Sénégal: Retrait de l'agrément de l'ONG Lead Afrique francophone - Douze organisations de la socièté civile se «rebellent»

Au Sénégal, la société civile a affiché son unité avec le mouvement Y’en a marre, Ici Fadel Barro, lors d’une conférence de presse, et affirmé qu’une médiation avec les autorités était en cours pour apaiser les tensions.
19 Novembre 2018

Le bras de fer entre le pouvoir en place et la société civile, dont un premier signe s'était manifesté avec la virulente sortie de Macky Sall contre Seydi Gassama d'Amnesty international, a pris une autre tournure.

Cette fois, c'est tout simplement l'agrément de l'Ong Lead Afrique Francophone, très proche de Y en a marre, qui a été retiré par le ministre de l'Intérieur Aly Ngouille Ndiaye.

En réplique, douze organisations de la société civile sont montées au créneau pour réclamer le retrait pur et simple de l'interdiction d'exercer brandie par le ministère de l'Intérieur.

Réunies dans ce qu'elles appellent «une initiative spontanée», douze (12) organisations de la société civile ont dénoncé la décision du ministre de l'intérieur, «abrogeant l'arrêté autorisant la création de l'association de l'ONG Lead Afrique Francophone et, mettant ainsi fin à l'autorisation accordée à cette association et ordonnant la cessation immédiate de ses activités sur le territoire national ».

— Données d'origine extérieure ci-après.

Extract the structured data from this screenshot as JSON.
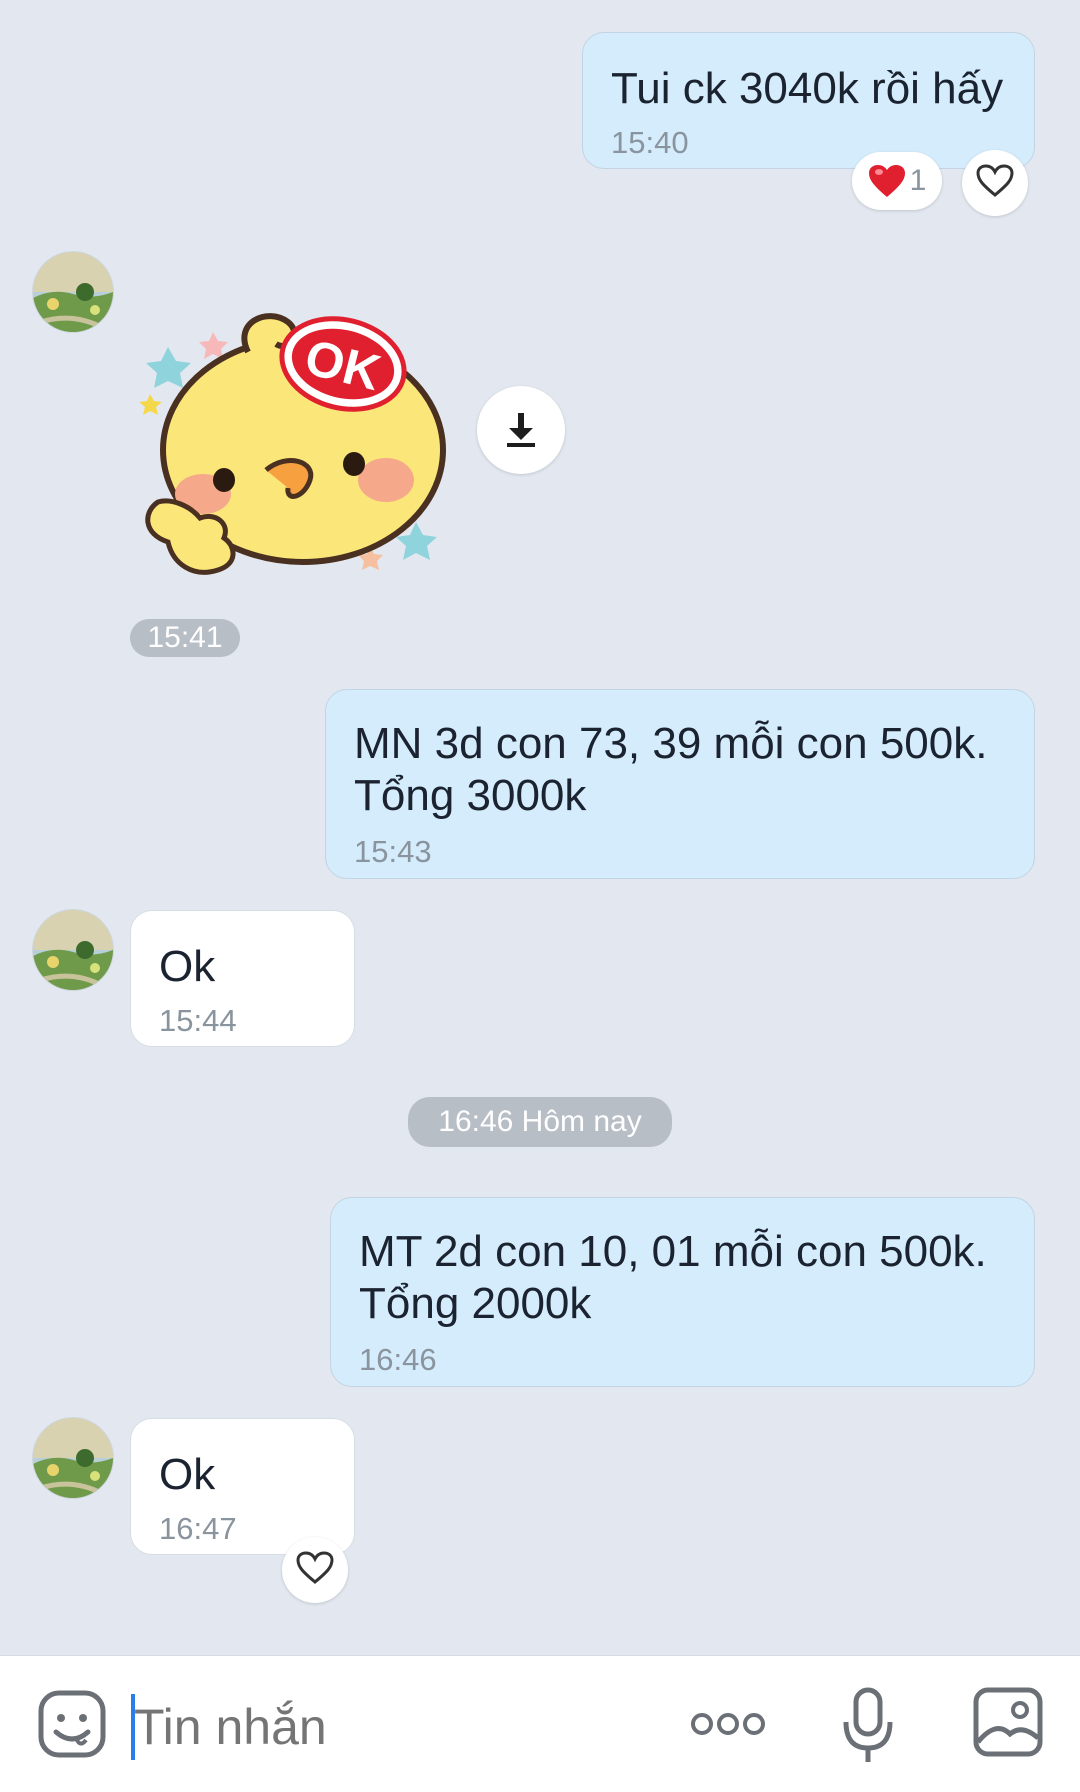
{
  "messages": [
    {
      "text": "Tui ck 3040k rồi hấy",
      "time": "15:40",
      "reaction_count": "1"
    },
    {
      "sticker_time": "15:41",
      "sticker_text": "OK"
    },
    {
      "text": "MN 3d con 73, 39 mỗi con 500k.\nTổng 3000k",
      "time": "15:43"
    },
    {
      "text": "Ok",
      "time": "15:44"
    },
    {
      "divider": "16:46 Hôm nay"
    },
    {
      "text": "MT 2d con 10, 01 mỗi con 500k.\nTổng 2000k",
      "time": "16:46"
    },
    {
      "text": "Ok",
      "time": "16:47"
    }
  ],
  "input": {
    "placeholder": "Tin nhắn"
  },
  "icons": {
    "heart_filled": "heart-filled-icon",
    "heart_outline": "heart-outline-icon",
    "download": "download-icon",
    "emoji": "emoji-icon",
    "more": "more-icon",
    "mic": "microphone-icon",
    "image": "image-icon"
  },
  "colors": {
    "my_bubble": "#d5ecfc",
    "their_bubble": "#ffffff",
    "background": "#e3e8f0",
    "reaction_heart": "#e0202f",
    "cursor": "#2b7de9"
  }
}
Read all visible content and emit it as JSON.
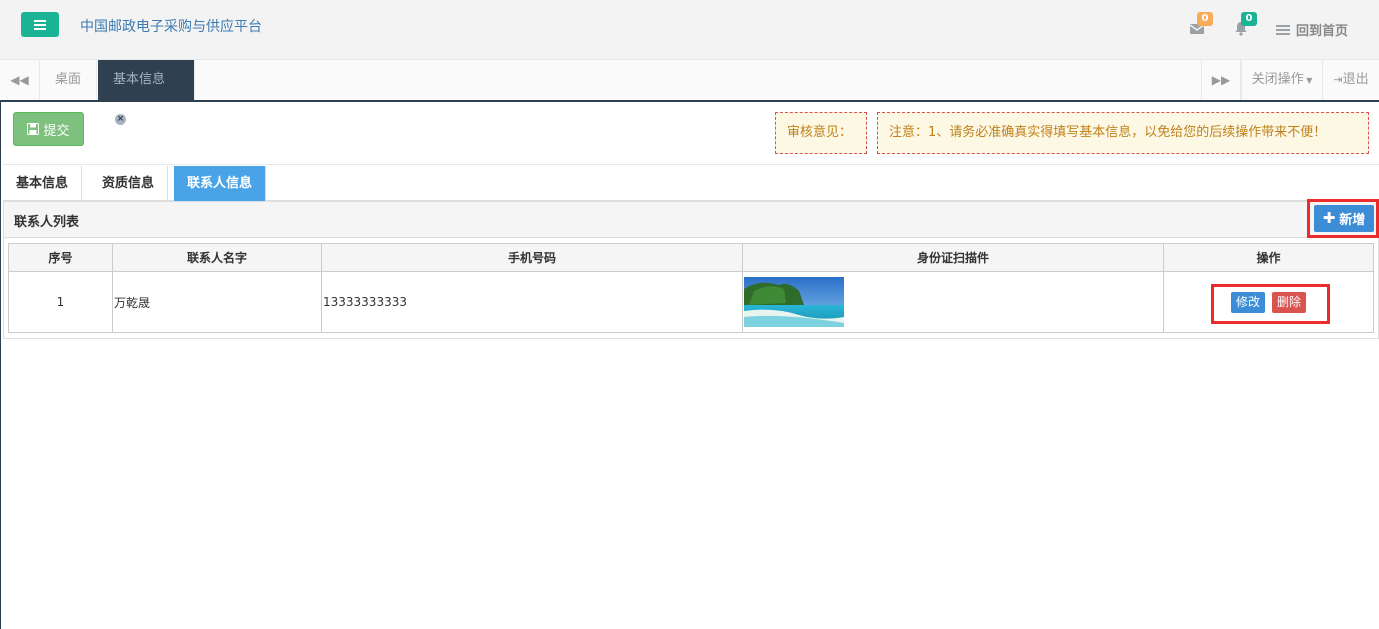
{
  "header": {
    "app_title": "中国邮政电子采购与供应平台",
    "mail_count": "0",
    "bell_count": "0",
    "home_label": "回到首页"
  },
  "tabbar": {
    "tabs": [
      {
        "label": "桌面",
        "active": false
      },
      {
        "label": "基本信息",
        "active": true
      }
    ],
    "close_ops_label": "关闭操作",
    "logout_label": "退出"
  },
  "toolbar": {
    "submit_label": "提交",
    "review_label": "审核意见：",
    "notice_text": "注意：1、请务必准确真实得填写基本信息，以免给您的后续操作带来不便！"
  },
  "info_tabs": [
    {
      "label": "基本信息",
      "active": false
    },
    {
      "label": "资质信息",
      "active": false
    },
    {
      "label": "联系人信息",
      "active": true
    }
  ],
  "panel": {
    "title": "联系人列表",
    "add_label": "新增"
  },
  "table": {
    "columns": [
      "序号",
      "联系人名字",
      "手机号码",
      "身份证扫描件",
      "操作"
    ],
    "rows": [
      {
        "index": "1",
        "name": "万乾晟",
        "phone": "13333333333",
        "edit_label": "修改",
        "delete_label": "删除"
      }
    ]
  },
  "colors": {
    "accent": "#1ab394",
    "nav_dark": "#2f4050",
    "primary": "#3c8dd6",
    "danger": "#d9534f",
    "highlight": "#ec2b2b"
  }
}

Dans une déclaration rendue publique, ce samedi 17 novembre, les douze organisations de la société, témoignant leur solidarité aux associations Y'en a marre et Enda lead Afrique francophone qui «font l'objet de persécutions injustes de la part du ministère de l'Intérieur», ont réclamé «un retrait immédiat» du controversé arrêté signé par Aly Ngouille Ndiaye.

Pour cause, estiment-elles, «Au-delà de cet acte grave et inacceptable dans le fonctionnement d'un Etat de droit, il faut constater des tentatives répétées depuis un certain temps de l'autorité publique de réduire l'espace public d'expression des citoyens et des organisations de la société civile par des menaces et actes d'intimidation qui ne peuvent prospérer dans notre démocratie qui consacre les libertés individuelles et collectives et la participation citoyenne dans sa charte fondamentale et dans l'essentiel des textes juridiques organisant la république sénégalaise».

«Nous considérons que les périodes électorales sont des moments de tensions et de mise en œuvre de stratégies d'endiguement des forces sociales qui, pourtant, ne travaillent que dans le cadre de l'intérêt public à travers des actions destinées au progrès économique et social des citoyens et au renforcement de notre démocratie», martèlent encore ces organisations.

Il s'agit entre autres, du Collectif des Organisations de la Société Civile pour les Élections (Cosce), Amnesty International Sénégal, Forum Social Sénégalais, la RADDHO, Y en a marre, Legs Africa, Article 19 Sénégal/Afrique de l'Ouest, Cicodev, Cos/M23, Alioune Tine, Lead Sénégal et l'Union des Indépendants du Sénégal.